Three UCSD-affiliated scholars win 2020 ASA International Migration Section Awards—Professor David FitzGerald for his book Refuge Beyond Reach: How Rich Democracies Repel Asylum, Angela Garcia for her book Legal Passing: Navigating Undocumented Life and Local Immigration Law (UCSD PhD, 2015, now Associate Professor at the University of Chicago), and graduate student Jiaqi (Mars) Liu for an article appearing in the Journal of Ethnic and Migration Studies. Congratulations to all three on this trifecta!
Professor John Skrentny and graduate student Stacey Livingstone receive 2019-2020 Distinguished Teaching Awards—the highest honors for teaching at UC San Diego.
The full list of people who received the Distinguished Teaching Award can be found here. Congrats to all!
Congratulations to Stacy J. Williams, who has had yet another research piece accepted for publication. Her article, “Personal Prefigurative Politics: Cooking Up an Ideal Society in the Woman’s Temperance and Woman’s Suffrage Movements, 1870-1920” is forthcoming in The Sociological Quarterly.
Abstract: The literature on prefigurative politics currently suffers from an organizational bias. To reduce this bias, I demonstrate how the personal sphere can be prefigurative. An analysis of woman’s temperance and woman’s suffrage newspaper articles about cooking reveals that these activists advocated cooking in ways that would prefigure their visions of social change within individual families. Therefore, this article broadens the concept of prefigurative politics beyond organizations, expanding it to the home. I demonstrate that the home is a site of social movement action, where women in particular may campaign for social change.
In April grad student Kelly Nielsen had a chapter titled, “Beyond ‘Warming Up’ and ‘Cooling Out’: The Effects of Community College on a Diverse Group of Disadvantaged Young Women” published in a Routledge volume called Inequality, Power and School Success Case Studies on Racial Disparity and Opportunity in Education, edited by Gilberto Conchas and Michael Gottfried. Info on the book can be found athttp://www.routledge.com/books/details/9781138837881/
Kelly has recently learned that a paper of his that was conditionally accepted in the first round of reviews has been accepted for publication in the journal Sociology of Education. The paper, titled, “’Fake It ‘Til You Make It’: Why Community College Students’ Aspirations ‘Hold Steady’” will be published in the October issue.
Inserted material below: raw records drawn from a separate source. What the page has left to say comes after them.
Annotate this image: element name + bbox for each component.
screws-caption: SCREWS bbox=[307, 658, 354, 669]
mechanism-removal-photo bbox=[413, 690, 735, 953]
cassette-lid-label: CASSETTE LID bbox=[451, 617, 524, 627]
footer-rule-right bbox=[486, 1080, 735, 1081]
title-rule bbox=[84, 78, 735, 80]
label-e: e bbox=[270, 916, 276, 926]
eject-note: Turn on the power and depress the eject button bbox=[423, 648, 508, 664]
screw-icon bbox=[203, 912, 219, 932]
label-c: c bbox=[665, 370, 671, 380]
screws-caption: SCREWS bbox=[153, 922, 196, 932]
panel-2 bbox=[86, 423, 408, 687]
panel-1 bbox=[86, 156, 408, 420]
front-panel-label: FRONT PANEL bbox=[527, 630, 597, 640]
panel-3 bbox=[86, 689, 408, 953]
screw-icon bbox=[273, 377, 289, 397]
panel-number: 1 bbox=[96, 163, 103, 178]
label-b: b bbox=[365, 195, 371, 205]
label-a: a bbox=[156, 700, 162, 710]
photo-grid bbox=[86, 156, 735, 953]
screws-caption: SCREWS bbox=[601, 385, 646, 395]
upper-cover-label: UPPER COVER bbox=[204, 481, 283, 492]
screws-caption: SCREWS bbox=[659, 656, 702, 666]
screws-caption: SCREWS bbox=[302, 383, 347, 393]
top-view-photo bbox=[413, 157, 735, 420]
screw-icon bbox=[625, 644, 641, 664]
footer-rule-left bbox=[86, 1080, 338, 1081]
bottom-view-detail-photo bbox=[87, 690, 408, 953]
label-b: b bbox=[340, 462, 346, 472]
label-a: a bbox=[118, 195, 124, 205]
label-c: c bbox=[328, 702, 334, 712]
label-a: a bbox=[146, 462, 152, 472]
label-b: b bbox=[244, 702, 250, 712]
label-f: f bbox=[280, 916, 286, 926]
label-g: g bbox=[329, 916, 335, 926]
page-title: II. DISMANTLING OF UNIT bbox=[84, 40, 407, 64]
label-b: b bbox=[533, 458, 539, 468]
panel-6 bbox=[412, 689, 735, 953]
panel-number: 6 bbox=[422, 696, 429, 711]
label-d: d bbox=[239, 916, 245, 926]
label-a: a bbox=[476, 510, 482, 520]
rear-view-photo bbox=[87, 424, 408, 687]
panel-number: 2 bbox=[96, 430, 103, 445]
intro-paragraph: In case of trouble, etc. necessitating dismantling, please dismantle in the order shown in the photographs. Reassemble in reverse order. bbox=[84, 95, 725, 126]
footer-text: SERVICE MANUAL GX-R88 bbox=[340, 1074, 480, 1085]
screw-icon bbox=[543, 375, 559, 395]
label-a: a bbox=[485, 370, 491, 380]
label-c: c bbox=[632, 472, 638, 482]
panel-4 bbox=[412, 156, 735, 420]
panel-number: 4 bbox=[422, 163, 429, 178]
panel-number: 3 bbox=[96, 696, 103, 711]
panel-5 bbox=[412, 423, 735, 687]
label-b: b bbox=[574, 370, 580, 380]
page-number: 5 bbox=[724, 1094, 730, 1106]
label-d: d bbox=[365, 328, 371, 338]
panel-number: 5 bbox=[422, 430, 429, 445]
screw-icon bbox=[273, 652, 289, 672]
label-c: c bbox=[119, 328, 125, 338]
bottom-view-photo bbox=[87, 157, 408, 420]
Both of these pieces are from his dissertation research. Congratulations Kelly!
Congratulations to Katie Kenny, who has just accepted a 2-year postdoctoral fellowship at the new Practical Justice Initiative in the Faculty of Arts and Social Science at the University of New South Wales in Sydney!
Congratulations to grad student Teresa Zimmerman-Liu for winning the Frieda Daum Urey Fellowship!
This endowed fellowship is a tribute to Frieda Daum Urey who, along with her husband, Nobel Laureate Harold Urey, played a prominent role in the development of the San Diego campus community.
In a competitive process, a research team led by Laura Pecenco (Ph.D. Candidate, Sociology, UC San Diego and Founding Director of Project PAINT: The Prison Arts INiTiative), received an National Endowment for the Arts (NEA) research grant for a project entitled, “Rehabilitation Through the Arts: A Quantitative and Qualitative Evaluation of California Prison Fine Arts Programs.” The researchers will use survey data, in-depth interviews with incarcerated program participants, and inmate histories to better understand the impact of visual arts, theater, music, and creative writing programs in prisons across California.
See the NEA’s press release here: http://arts.gov/sites/default/files/spring-2015-grant-announcement-research.pdf
(Laura’s was one of only two grants funded at the higher amount.)
Pablo’s article, “The end of a traditional class distinction in neoliberal society: ‘White-collar’ and ‘blue-collar’ work and its impact on Chilean workers’ class consciousness” has been accepted by the journal Critical Sociology. Based on survey data and interviews with Chilean workers in different sectors, Pablo shows that white-collar employees are no less class conscious than the “traditional” proletariat.
Congratulations to Laura Rogers, whose NSF grant has now been officially awarded! This grant is entitled, “Doctoral Dissertation Research: Disruption to the Gendered Body: How Oncologists and Patients Understand the Cancer Experience.”
Kelly Nielsen has won the university’s highest award for teaching, the UCSD Distinguished Teaching Award for Graduate Students. We are very fortunate to have many exceptional graduate student teachers in our department, and Kelly’s award reflects well not only on him but on Sociology as a whole.